Florida Attorney-Client Privilege

Every Florida attorney has a duty of loyalty to his or her client, and this duty of loyalty also means the Florida attorney has a duty to keep the relationship confidential. Every attorney in Florida, regardless of what field of law he or she practices, must perform these duties and act in the best interest of the client. This obligation of confidentiality, as well as the Florida attorney-client privilege, can become complicated to enforce, especially in estate planning.

Ethical Duty of Confidentiality vs. Florida Attorney-Client Privilege

Many people confuse the ethical duty of keep information confidential with Florida attorney-client privilege. Often, the two legal concepts are used hand in hand. The attorney-client privilege in Florida is a rule of evidence that makes communications between the lawyer and client privileged and not subject to disclosure.

The ethical rule of confidentiality can be found in Rule 4-1.6(a) of the Florida Rules of Professional Conduct. This rule prohibits the voluntary disclosure of information relating to the representation of a client without the client’s consent. This duty applies to all information given to the attorney in Florida by the client regardless of any prior determinations. Any information relating to the representation is always confidential. A Florida attorney is forbidden from voluntarily disclosing communications and documents unless an exception applies.

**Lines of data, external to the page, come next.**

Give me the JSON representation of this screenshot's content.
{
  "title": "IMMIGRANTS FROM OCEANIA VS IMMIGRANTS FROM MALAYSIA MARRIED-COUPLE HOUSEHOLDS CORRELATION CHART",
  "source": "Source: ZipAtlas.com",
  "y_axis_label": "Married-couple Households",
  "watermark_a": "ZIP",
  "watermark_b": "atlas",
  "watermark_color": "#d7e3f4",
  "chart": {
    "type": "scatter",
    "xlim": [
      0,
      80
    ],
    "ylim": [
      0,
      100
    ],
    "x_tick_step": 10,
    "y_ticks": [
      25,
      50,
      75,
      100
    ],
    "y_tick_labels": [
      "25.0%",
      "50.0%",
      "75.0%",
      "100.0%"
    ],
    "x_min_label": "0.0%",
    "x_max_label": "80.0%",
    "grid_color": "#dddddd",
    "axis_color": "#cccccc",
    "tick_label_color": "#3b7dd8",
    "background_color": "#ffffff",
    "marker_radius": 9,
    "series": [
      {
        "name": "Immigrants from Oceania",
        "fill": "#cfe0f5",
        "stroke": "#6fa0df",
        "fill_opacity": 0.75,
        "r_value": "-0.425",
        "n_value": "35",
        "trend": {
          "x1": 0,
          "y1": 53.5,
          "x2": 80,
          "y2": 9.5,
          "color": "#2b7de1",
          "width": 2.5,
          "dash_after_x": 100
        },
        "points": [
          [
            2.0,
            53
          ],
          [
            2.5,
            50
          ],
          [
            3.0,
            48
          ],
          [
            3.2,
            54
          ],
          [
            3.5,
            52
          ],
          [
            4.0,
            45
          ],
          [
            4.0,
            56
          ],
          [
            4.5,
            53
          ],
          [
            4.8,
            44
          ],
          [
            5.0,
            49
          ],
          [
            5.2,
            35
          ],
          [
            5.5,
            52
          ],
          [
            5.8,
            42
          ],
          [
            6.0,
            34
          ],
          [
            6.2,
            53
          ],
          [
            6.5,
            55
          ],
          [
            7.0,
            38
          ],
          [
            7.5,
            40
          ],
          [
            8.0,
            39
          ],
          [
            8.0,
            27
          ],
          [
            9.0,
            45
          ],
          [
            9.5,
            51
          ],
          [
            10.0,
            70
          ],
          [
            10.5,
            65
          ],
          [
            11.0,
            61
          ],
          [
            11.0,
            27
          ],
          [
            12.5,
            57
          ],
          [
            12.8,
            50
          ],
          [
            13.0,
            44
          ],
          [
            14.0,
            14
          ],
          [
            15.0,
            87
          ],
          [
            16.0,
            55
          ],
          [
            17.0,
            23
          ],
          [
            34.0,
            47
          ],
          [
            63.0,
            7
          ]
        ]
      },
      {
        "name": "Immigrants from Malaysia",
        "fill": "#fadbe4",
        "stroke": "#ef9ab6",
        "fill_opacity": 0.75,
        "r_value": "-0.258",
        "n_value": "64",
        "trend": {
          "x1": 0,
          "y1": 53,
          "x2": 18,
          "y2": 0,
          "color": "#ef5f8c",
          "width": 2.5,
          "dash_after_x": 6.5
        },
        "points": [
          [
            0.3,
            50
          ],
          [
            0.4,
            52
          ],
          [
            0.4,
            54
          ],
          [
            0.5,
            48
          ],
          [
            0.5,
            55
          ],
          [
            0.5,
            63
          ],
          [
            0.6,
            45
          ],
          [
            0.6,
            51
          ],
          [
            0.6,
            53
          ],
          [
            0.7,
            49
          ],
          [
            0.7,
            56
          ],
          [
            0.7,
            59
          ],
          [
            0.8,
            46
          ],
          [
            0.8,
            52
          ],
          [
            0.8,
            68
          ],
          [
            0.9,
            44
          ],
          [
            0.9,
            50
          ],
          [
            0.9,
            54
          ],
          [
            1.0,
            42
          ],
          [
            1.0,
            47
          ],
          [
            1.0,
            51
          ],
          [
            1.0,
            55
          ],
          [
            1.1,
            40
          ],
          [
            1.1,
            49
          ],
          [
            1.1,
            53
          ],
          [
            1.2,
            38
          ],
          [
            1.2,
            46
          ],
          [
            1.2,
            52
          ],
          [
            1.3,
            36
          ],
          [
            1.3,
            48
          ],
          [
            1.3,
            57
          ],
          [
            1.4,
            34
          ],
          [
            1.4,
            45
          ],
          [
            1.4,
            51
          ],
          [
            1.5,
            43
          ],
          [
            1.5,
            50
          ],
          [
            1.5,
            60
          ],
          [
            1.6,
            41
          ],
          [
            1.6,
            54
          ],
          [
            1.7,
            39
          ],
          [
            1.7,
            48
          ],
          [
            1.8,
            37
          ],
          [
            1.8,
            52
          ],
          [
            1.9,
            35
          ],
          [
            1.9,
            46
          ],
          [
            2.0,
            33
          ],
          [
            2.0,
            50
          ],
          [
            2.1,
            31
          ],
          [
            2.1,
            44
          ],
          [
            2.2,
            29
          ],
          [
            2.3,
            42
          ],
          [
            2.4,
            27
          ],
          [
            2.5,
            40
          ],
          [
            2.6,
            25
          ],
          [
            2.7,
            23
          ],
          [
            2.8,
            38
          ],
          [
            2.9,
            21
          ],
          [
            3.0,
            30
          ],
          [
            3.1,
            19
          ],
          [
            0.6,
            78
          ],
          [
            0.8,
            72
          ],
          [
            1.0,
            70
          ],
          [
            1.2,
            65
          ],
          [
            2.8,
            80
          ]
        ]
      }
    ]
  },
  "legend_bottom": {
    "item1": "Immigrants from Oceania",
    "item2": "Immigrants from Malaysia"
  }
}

The Florida attorney-client privilege is located in Section 90.502 of the Florida Evidence Code. This law protects the client from compelled disclosure of a confidential client communication. This privilege applies during the litigation process. With regards to estate planning, these communications include not only written and oral communications but also the Will or trust document. For this privilege to apply, the communication must have been made while the attorney was giving legal services to the client, and the communication must have been confidential.

The Importance of the Privilege in Florida

The Florida attorney-client privilege applies in judicial proceedings in which a lawyer may be called as a witness or may be compelled to produce evidence against the client. The client holds the privilege, which means he or she may prevent the attorney from doing so. This rule allows a client to disclose information to the attorney without fearing this information may later be used against the client.

The rule of confidentiality is much broader than the evidentiary privilege. The rule of confidentiality applies to “any information relating to the representation of the client.” This duty applies whether or not the client is involved in any litigation.

A Florida lawyer’s duty of confidentiality also survives the client, so it applies to the attorney even after the client is dead. A lawyer cannot disclose confidential information following the client’s death. This same rule also applies to the privilege against compelled disclosure. The Florida Evidence Code further states the personal representative of a deceased client may claim the privilege.

Exceptions to the Duty of Confidentiality in Florida

There are a few exceptions to the duty of confidentiality in Florida. The client can waive the duty of confidentiality if the client consents to the waiver. An attorney in Florida may also waive this duty and reveal confidential information “to serve the client’s interest” as long as the client has not expressly prohibited the disclosure.